Conchita Wurst in Tokyo Meets With Mayor of Shibuya on Same-Sex Partnerships

Conchita Wurst continues to enthrall the international press while on her first visit to Japan. Today, she hit the websites of newspapers and magazines with the story of her meeting with the mayor of the Shibuya district of Tokyo. It took place as Shibuya becomes the first Japanese district to issue certificates recognizing same-sex partnerships.

According to the Bangkok Post, however, the meeting between Conchita and the mayor was much more hush-hush than Conchita may have liked, with Shibuya council officials blocking reporters’ access and trying to prevent them from taking photographs.


Even when Conchita exited the building after her meeting, reporters were kept away from her as she was led to a waiting van. A far cry from how she would have been treated in most western countries.

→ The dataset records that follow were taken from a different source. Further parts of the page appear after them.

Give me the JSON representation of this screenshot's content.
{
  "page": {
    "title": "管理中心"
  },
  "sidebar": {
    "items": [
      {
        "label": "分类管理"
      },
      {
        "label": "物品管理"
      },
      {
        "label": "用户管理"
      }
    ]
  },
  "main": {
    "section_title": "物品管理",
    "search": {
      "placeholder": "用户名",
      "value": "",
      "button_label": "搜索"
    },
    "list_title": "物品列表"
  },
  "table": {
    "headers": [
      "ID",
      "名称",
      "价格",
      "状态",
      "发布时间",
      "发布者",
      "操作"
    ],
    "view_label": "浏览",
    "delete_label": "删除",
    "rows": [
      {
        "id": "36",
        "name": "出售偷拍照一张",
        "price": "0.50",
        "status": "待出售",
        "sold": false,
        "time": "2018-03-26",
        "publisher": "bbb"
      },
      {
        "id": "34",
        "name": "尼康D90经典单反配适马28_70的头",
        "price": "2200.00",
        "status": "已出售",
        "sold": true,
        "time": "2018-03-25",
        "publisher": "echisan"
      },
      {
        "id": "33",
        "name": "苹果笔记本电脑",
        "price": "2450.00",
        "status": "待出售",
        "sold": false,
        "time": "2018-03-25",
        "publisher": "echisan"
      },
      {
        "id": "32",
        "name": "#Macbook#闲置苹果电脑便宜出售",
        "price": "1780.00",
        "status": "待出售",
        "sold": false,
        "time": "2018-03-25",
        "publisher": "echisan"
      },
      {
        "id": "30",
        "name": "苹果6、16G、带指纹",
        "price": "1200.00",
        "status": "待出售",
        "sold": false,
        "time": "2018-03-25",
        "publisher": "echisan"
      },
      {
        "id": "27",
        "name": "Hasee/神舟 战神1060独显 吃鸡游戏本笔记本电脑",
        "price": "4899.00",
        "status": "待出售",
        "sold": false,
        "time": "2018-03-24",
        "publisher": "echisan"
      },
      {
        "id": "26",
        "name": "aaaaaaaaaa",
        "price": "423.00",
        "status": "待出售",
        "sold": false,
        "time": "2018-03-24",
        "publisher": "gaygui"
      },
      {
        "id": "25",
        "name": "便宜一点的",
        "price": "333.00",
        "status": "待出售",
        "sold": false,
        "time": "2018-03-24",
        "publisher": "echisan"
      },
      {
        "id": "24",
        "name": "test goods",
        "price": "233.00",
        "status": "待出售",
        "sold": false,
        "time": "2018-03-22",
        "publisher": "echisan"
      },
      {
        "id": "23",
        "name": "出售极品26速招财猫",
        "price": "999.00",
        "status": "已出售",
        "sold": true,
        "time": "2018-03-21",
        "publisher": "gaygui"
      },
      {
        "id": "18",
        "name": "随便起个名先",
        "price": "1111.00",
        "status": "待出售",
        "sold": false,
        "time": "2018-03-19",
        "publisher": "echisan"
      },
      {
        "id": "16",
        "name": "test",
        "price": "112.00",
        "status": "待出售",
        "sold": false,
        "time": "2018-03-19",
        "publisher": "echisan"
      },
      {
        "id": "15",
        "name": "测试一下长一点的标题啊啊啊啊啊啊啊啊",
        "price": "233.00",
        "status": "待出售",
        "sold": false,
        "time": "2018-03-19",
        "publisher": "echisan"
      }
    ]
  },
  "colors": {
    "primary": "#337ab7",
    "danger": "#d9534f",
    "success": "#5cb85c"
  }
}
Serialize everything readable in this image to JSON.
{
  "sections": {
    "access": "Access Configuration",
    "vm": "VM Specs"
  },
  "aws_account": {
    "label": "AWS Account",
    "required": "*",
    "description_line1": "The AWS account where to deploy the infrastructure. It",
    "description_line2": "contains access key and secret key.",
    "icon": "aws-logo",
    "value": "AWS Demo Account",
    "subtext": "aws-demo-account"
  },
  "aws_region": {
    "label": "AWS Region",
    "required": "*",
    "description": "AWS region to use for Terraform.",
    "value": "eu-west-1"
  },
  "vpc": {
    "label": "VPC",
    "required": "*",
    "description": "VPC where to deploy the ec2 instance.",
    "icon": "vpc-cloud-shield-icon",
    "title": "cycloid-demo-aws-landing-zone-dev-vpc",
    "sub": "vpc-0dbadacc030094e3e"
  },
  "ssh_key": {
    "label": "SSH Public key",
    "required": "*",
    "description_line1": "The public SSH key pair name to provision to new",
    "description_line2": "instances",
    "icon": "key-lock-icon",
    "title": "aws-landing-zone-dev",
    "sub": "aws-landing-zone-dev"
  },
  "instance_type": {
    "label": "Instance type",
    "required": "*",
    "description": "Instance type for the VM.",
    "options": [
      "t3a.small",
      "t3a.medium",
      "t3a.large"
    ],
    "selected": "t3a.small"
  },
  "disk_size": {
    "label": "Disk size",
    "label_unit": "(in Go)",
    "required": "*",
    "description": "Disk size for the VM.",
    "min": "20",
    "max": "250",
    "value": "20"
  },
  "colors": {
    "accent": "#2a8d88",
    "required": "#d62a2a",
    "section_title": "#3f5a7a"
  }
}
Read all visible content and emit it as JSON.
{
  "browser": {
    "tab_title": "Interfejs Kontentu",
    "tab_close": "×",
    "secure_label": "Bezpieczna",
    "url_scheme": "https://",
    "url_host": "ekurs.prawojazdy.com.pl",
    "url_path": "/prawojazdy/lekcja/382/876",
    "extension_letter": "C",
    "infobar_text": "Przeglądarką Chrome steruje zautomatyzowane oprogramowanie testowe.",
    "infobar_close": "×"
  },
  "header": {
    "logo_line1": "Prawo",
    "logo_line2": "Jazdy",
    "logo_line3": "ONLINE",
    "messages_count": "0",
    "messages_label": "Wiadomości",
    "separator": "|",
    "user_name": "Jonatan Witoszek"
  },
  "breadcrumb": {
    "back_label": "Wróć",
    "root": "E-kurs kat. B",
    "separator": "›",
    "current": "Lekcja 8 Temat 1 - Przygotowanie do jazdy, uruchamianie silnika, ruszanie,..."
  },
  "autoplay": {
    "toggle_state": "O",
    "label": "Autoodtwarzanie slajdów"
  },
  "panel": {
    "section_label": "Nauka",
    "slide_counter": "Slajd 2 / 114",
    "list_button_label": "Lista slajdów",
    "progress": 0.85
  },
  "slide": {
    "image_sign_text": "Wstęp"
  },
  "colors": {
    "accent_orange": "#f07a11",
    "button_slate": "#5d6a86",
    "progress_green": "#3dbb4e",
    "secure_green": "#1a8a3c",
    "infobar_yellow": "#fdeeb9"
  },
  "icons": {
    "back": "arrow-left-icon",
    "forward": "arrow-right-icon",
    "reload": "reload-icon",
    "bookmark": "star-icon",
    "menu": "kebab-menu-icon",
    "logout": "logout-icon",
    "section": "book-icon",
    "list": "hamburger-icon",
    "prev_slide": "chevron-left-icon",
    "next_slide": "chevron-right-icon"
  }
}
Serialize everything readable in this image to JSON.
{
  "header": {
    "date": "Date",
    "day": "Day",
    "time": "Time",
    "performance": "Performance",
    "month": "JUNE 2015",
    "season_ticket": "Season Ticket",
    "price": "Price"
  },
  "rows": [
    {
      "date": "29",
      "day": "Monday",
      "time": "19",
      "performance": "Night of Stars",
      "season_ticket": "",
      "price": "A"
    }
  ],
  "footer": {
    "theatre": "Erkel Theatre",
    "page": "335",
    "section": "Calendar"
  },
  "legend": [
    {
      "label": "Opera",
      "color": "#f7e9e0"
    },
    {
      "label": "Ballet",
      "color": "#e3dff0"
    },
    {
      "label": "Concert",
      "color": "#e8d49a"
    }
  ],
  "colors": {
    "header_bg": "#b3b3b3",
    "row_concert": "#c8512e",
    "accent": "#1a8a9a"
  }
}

Of course, city officials attempting to shut her off from reporters did nothing but heighten the media’s interest in what Conchita Wurst and the mayor of Shibuya had talked about, and caused foreign journalists to report on the ‘secret nature’ of the meeting. (Which, as a long-term resident of Asia, one thing has always amazed me about officials in so many Asian countries failing to understand. When you refuse to give journalists any news to report, they’ll usually write something far less complimentary).

As for Conchita, being prevented from speaking to the press didn’t seem to faze her in the slightest, because she was on Twitter soon after tweeting photographs of her meeting with the mayor, and being nothing but complimentary.

Two lovely photographs in fact. One of Conchita and the mayor exchanging gifts, and another of the actual meeting itself.

On her Facebook page, she left a similar message in English, as the one on Twitter in Japanese:

Today I visited Shibuya Ward office – the first organisation in Japan approving same-sex-relations equaling them to marriage. Hopefully this kind of compassion, respect and open-mindedness spreads out to the world even more.

And personally, I think it was lovely Conchita Wurst took time away from her hectic schedule of interviews, and promoting her debut album, to meet with the mayor of Shibuya.

After all, one visit Conchita makes to a public official has a far bigger ability to draw international attention to the need for same-sex partnership throughout Japan, as well as for the ultimate need for same-sex marriage, than would a similar visit by a thousand campaigners.

It’s also just one of the many things I admire about Conchita Wurst. That advocating for human rights for everyone never takes second place to her career. She believes that strongly in everyone’s right to be treated equally.

And it’s why, I believe, if you think what Conchita Wurst is doing in the field of human rights at the moment is admirable, just give her a few years.

Because I am convinced that, while it’s a given she is going to be an international singing star, she will also make as big of an impact in the world as a champion of human rights for those who are currently seen as somehow ‘lesser than’. She’s just that kind of person.